Haskell - Trying to create a function to find the factorial of odd numbers

Question

fact :: Int -> Int 
fact n
    |n < 0 = 0
    |n == 0 = 1
    |n > 0 && n `mod` 2 == 1 = fact (n-1) * n
    |n > 0 && n `mod` 2 == 0 = n-1

When I enter an odd number for example: fact 5 will give 15, as it should 1 * 3 * 5 = 15. However I realized that if I do fact 7 or any other odd number, it only multiplies the first two odd numbers. How do I get the function to multiply all the odd numbers and not just the first 2. Eg. fact 7 = 35 (ie. 3 * 5). Also note, that if an even number is entered, it will work out the factorial of all the odd numbers up until and not including the even number.

Answer 1

This reminds me of the famous Evolution of a Haskell Programmer.

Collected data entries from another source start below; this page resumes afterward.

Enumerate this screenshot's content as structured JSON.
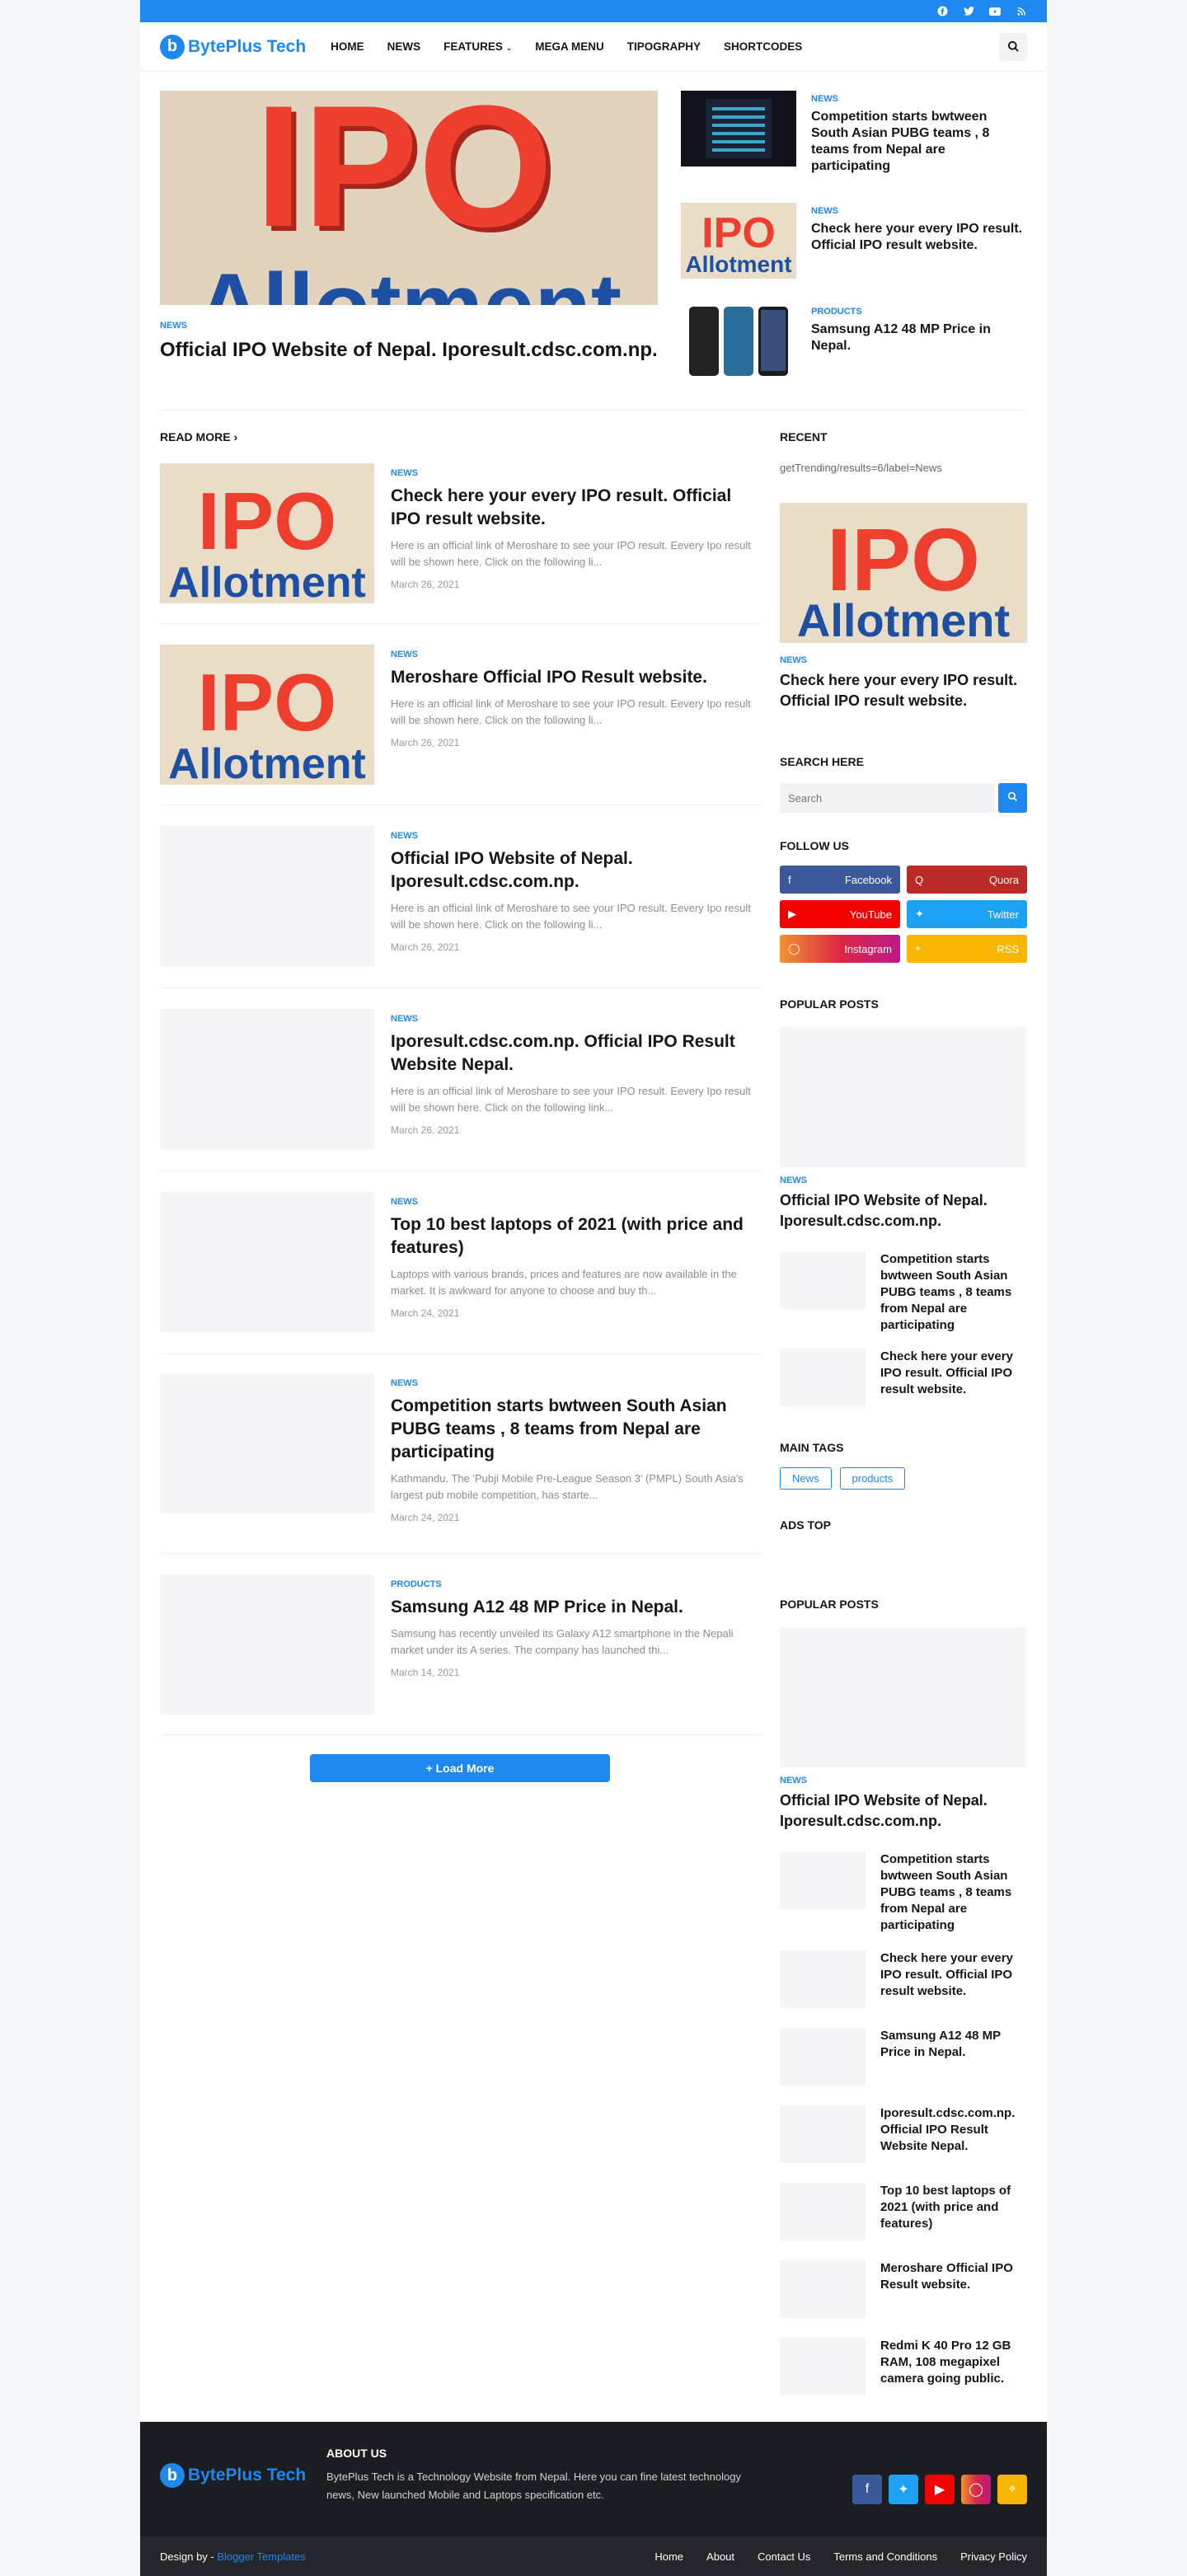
{
  "site": {
    "logo_letter": "b",
    "logo_text": "BytePlus Tech"
  },
  "nav": {
    "home": "HOME",
    "news": "NEWS",
    "features": "FEATURES",
    "mega": "MEGA MENU",
    "typo": "TIPOGRAPHY",
    "shortcodes": "SHORTCODES"
  },
  "hero": {
    "img_top": "IPO",
    "img_bottom": "Allotment",
    "category": "NEWS",
    "title": "Official IPO Website of Nepal. Iporesult.cdsc.com.np."
  },
  "side_hero": [
    {
      "category": "NEWS",
      "title": "Competition starts bwtween South Asian PUBG teams , 8 teams from Nepal are participating"
    },
    {
      "category": "NEWS",
      "title": "Check here your every IPO result. Official IPO result website."
    },
    {
      "category": "PRODUCTS",
      "title": "Samsung A12 48 MP Price in Nepal."
    }
  ],
  "main": {
    "read_more": "READ MORE",
    "posts": [
      {
        "category": "NEWS",
        "title": "Check here your every IPO result. Official IPO result website.",
        "excerpt": "Here is an official link of Meroshare to see your IPO result. Eevery Ipo result will be shown here.  Click on the following li...",
        "date": "March 26, 2021"
      },
      {
        "category": "NEWS",
        "title": "Meroshare Official IPO Result website.",
        "excerpt": "Here is an official link of Meroshare to see your IPO result. Eevery Ipo result will be shown here.  Click on the following li...",
        "date": "March 26, 2021"
      },
      {
        "category": "NEWS",
        "title": "Official IPO Website of Nepal. Iporesult.cdsc.com.np.",
        "excerpt": "Here is an official link of Meroshare to see your IPO result. Eevery Ipo result will be shown here.  Click on the following li...",
        "date": "March 26, 2021"
      },
      {
        "category": "NEWS",
        "title": "Iporesult.cdsc.com.np. Official IPO Result Website Nepal.",
        "excerpt": "Here is an official link of Meroshare to see your IPO result. Eevery Ipo result will be shown here.  Click on the following link...",
        "date": "March 26, 2021"
      },
      {
        "category": "NEWS",
        "title": "Top 10 best laptops of 2021 (with price and features)",
        "excerpt": "Laptops with various brands, prices and features are now available in the market.  It is awkward for anyone to choose and buy th...",
        "date": "March 24, 2021"
      },
      {
        "category": "NEWS",
        "title": "Competition starts bwtween South Asian PUBG teams , 8 teams from Nepal are participating",
        "excerpt": "Kathmandu.  The 'Pubji Mobile Pre-League Season 3' (PMPL) South Asia's largest pub mobile competition, has starte...",
        "date": "March 24, 2021"
      },
      {
        "category": "PRODUCTS",
        "title": "Samsung A12 48 MP Price in Nepal.",
        "excerpt": "Samsung has recently unveiled its Galaxy A12 smartphone in the Nepali market under its A series.  The company has launched thi...",
        "date": "March 14, 2021"
      }
    ],
    "load_more": "+ Load More"
  },
  "sidebar": {
    "recent_title": "RECENT",
    "recent_label": "getTrending/results=6/label=News",
    "recent_category": "NEWS",
    "recent_post": "Check here your every IPO result. Official IPO result website.",
    "search_title": "SEARCH HERE",
    "search_placeholder": "Search",
    "follow_title": "FOLLOW US",
    "follow": {
      "facebook": "Facebook",
      "quora": "Quora",
      "youtube": "YouTube",
      "twitter": "Twitter",
      "instagram": "Instagram",
      "rss": "RSS"
    },
    "popular_title": "POPULAR POSTS",
    "popular_category": "NEWS",
    "popular_big": "Official IPO Website of Nepal. Iporesult.cdsc.com.np.",
    "popular_items": [
      "Competition starts bwtween South Asian PUBG teams , 8 teams from Nepal are participating",
      "Check here your every IPO result. Official IPO result website."
    ],
    "tags_title": "MAIN TAGS",
    "tags": [
      "News",
      "products"
    ],
    "ads_title": "ADS TOP",
    "popular2_title": "POPULAR POSTS",
    "popular2_category": "NEWS",
    "popular2_big": "Official IPO Website of Nepal. Iporesult.cdsc.com.np.",
    "popular2_items": [
      "Competition starts bwtween South Asian PUBG teams , 8 teams from Nepal are participating",
      "Check here your every IPO result. Official IPO result website.",
      "Samsung A12 48 MP Price in Nepal.",
      "Iporesult.cdsc.com.np. Official IPO Result Website Nepal.",
      "Top 10 best laptops of 2021 (with price and features)",
      "Meroshare Official IPO Result website.",
      "Redmi K 40 Pro 12 GB RAM, 108 megapixel camera going public."
    ]
  },
  "footer": {
    "about_title": "ABOUT US",
    "about_text": "BytePlus Tech is a Technology Website from Nepal. Here you can fine latest technology news, New launched Mobile and Laptops specification etc.",
    "credit_prefix": "Design by - ",
    "credit_link": "Blogger Templates",
    "links": [
      "Home",
      "About",
      "Contact Us",
      "Terms and Conditions",
      "Privacy Policy"
    ]
  }
}
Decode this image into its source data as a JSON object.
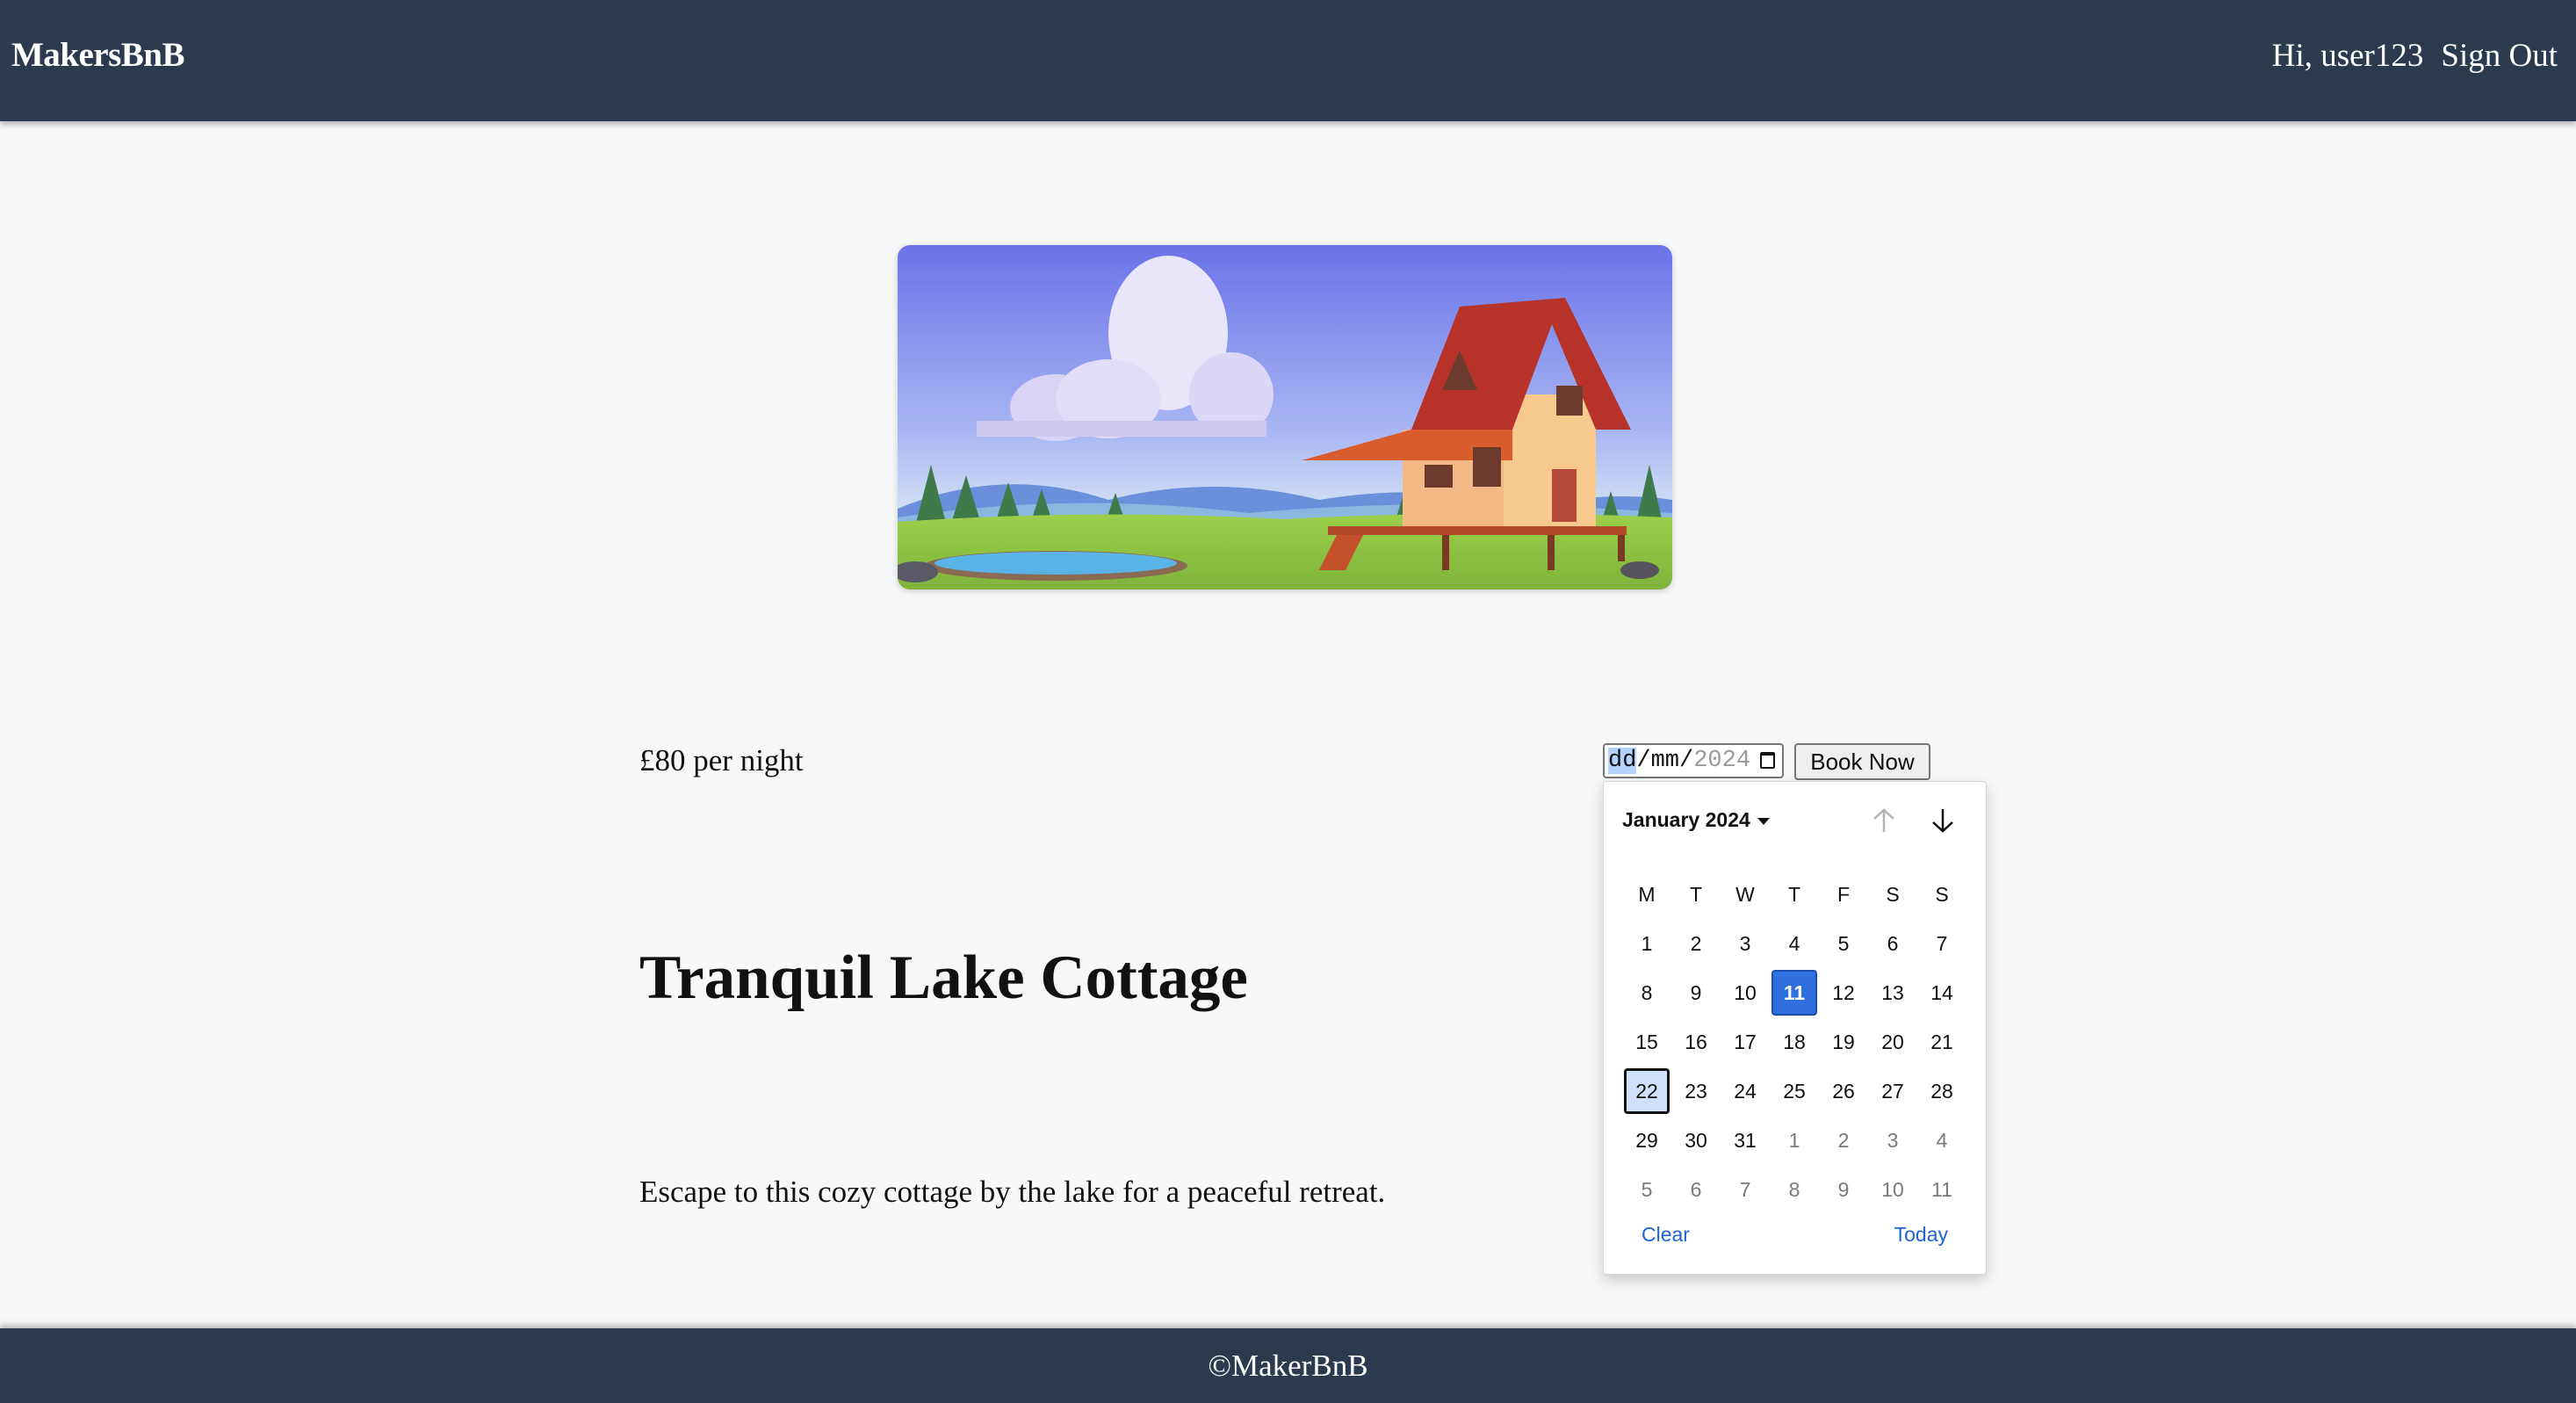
{
  "header": {
    "brand": "MakersBnB",
    "greeting": "Hi, user123",
    "sign_out": "Sign Out"
  },
  "listing": {
    "price": "£80 per night",
    "title": "Tranquil Lake Cottage",
    "description": "Escape to this cozy cottage by the lake for a peaceful retreat."
  },
  "booking": {
    "date_day": "dd",
    "date_sep1": "/",
    "date_month": "mm",
    "date_sep2": "/",
    "date_year": "2024",
    "book_button": "Book Now"
  },
  "calendar": {
    "month_label": "January 2024",
    "weekdays": [
      "M",
      "T",
      "W",
      "T",
      "F",
      "S",
      "S"
    ],
    "days": [
      {
        "d": "1"
      },
      {
        "d": "2"
      },
      {
        "d": "3"
      },
      {
        "d": "4"
      },
      {
        "d": "5"
      },
      {
        "d": "6"
      },
      {
        "d": "7"
      },
      {
        "d": "8"
      },
      {
        "d": "9"
      },
      {
        "d": "10"
      },
      {
        "d": "11",
        "state": "today"
      },
      {
        "d": "12"
      },
      {
        "d": "13"
      },
      {
        "d": "14"
      },
      {
        "d": "15"
      },
      {
        "d": "16"
      },
      {
        "d": "17"
      },
      {
        "d": "18"
      },
      {
        "d": "19"
      },
      {
        "d": "20"
      },
      {
        "d": "21"
      },
      {
        "d": "22",
        "state": "focused"
      },
      {
        "d": "23"
      },
      {
        "d": "24"
      },
      {
        "d": "25"
      },
      {
        "d": "26"
      },
      {
        "d": "27"
      },
      {
        "d": "28"
      },
      {
        "d": "29"
      },
      {
        "d": "30"
      },
      {
        "d": "31"
      },
      {
        "d": "1",
        "state": "other"
      },
      {
        "d": "2",
        "state": "other"
      },
      {
        "d": "3",
        "state": "other"
      },
      {
        "d": "4",
        "state": "other"
      },
      {
        "d": "5",
        "state": "other"
      },
      {
        "d": "6",
        "state": "other"
      },
      {
        "d": "7",
        "state": "other"
      },
      {
        "d": "8",
        "state": "other"
      },
      {
        "d": "9",
        "state": "other"
      },
      {
        "d": "10",
        "state": "other"
      },
      {
        "d": "11",
        "state": "other"
      }
    ],
    "clear_label": "Clear",
    "today_label": "Today",
    "prev_icon": "arrow-up-icon",
    "next_icon": "arrow-down-icon"
  },
  "footer": {
    "copyright": "©MakerBnB"
  },
  "colors": {
    "header_bg": "#2c3a4f",
    "accent_blue": "#2f6fde",
    "link_blue": "#1d63d6"
  }
}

Paraphrasing the tenured professor's answer:

factorialOfOdds :: Integer -> Integer
factorialOfOdds n = product [1,3..n]

Answer 2

You're problem is that your case for an even number is n-1, which means that when you get to an odd number you're really just doing

n * (n - 1 - 1)

When what you want is

n * n-2 * n-4 ...

So try this instead

fact :: Integer -> Integer -- Overflows 
fact n
    |n < 0 = 0
    |n == 0 || n == 1 = 1
    |n `mod` 2 == 1 = fact (n-2) * n
    |n `mod` 2 == 0 = fact (n-1)

I also took the liberty of removing some redundant logic. Here we decrement by two if it's odd, so 5 -> 3. And in the even case we decrement by one to end up on an odd number and that recurse on that.